I’m waiting for a “book the cook” food delivery service where I can ask a chef to cook whatever, get a quote, pay for it and have it delivered.


There goes my $500 gift certificate... Any suggestions on how I can recover that, or have it returned to the initial buyer?!


You are very likely to be out the money. The bankruptcy proceedings will determine how giftcard owners are compensated. Hard to say if it will be favorable, but I suspect they may be even less senior than unsecured debt (or they may be categorized as unsecured debt). Consult an attorney, but it may not be worth their time.


Ask the initial buyer to file a chargeback if it was purchased via credit card. At least in the US, there's good protections that way for preventing folks from owing money for goods and services they didn't receive.


But they did receive the gift card. Why should the payment processor assume the risk that, possibly years later, someone doesn't honor the gift card?


They're not assuming the risk, the merchant bank is. And the merchant bank should be mitigating that via holding back a portion of credit card receipts from companies for the specific purpose of honoring chargeback demands.


I don't think you can chargeback years later, it's usually 45-120 days.


In certain states, money used to purchase a gift card is required to be held in escrow, which would be held separately in receivership. Definitely worth asking about.


Looks like the site is still accepting payment for gift cards.


Just to add to the others -- if the initial buyer paid with PayPal, they could have up to 180 days from the date of purchase to initiate a Significantly Not As Described (SNAD) claim.


Edit: I read a stale link.
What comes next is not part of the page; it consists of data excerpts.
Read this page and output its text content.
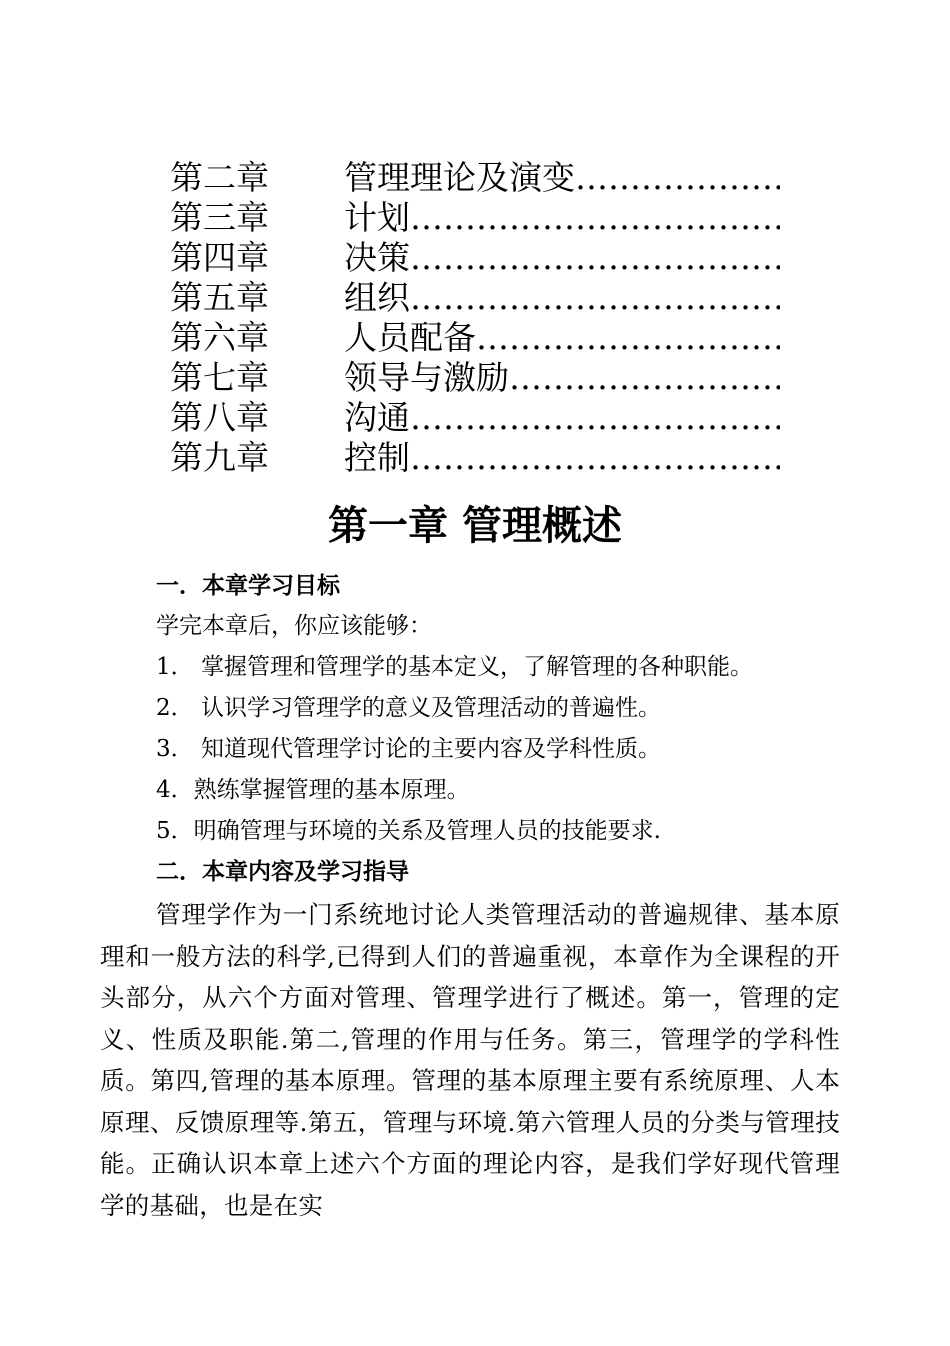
第二章	管理理论及演变 …………………………………………………………………………
第三章	计划 …………………………………………………………………………
第四章	决策 …………………………………………………………………………
第五章	组织 …………………………………………………………………………
第六章	人员配备 …………………………………………………………………………
第七章	领导与激励 …………………………………………………………………………
第八章	沟通 …………………………………………………………………………
第九章	控制 …………………………………………………………………………
第一章 管理概述
一．本章学习目标
学完本章后，你应该能够：
1． 掌握管理和管理学的基本定义，了解管理的各种职能。
2． 认识学习管理学的意义及管理活动的普遍性。
3． 知道现代管理学讨论的主要内容及学科性质。
4．熟练掌握管理的基本原理。
5．明确管理与环境的关系及管理人员的技能要求.
二．本章内容及学习指导
管理学作为一门系统地讨论人类管理活动的普遍规律、基本原理和一般方法的科学,已得到人们的普遍重视，本章作为全课程的开头部分，从六个方面对管理、管理学进行了概述。第一，管理的定义、性质及职能.第二,管理的作用与任务。第三，管理学的学科性质。第四,管理的基本原理。管理的基本原理主要有系统原理、人本原理、反馈原理等.第五，管理与环境.第六管理人员的分类与管理技能。正确认识本章上述六个方面的理论内容，是我们学好现代管理学的基础，也是在实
My bad.

---

I live in the bay area, have ordered over 200 times with Munchery, and haven't gotten any shutdown email.

All meals are shown as sold-out through Friday. Normally you can order up until 2pm the day of.


One thing that I don't understand is why the Social Team are still posting food porn even after this message. Have they not been informed yet?


They're probably using this: https://hootsuite.com/platform/scheduling


They're using Twitter Media Studio according to the app tag in TweetDeck.

https://media.twitter.com/en_us/articles/products/2018/media...


Scheduled tweets


automated zombie bot is still paid, automated zombie bot does at it is told


youve released some great talent into the world. munchery developers are some of the best ive worked with :)


(deleted)


That article is from May of last year.

(I also just got the email that OP quoted.)


I did check their own site first. The lack of indication of problems misdirected me. They even have job postings still up.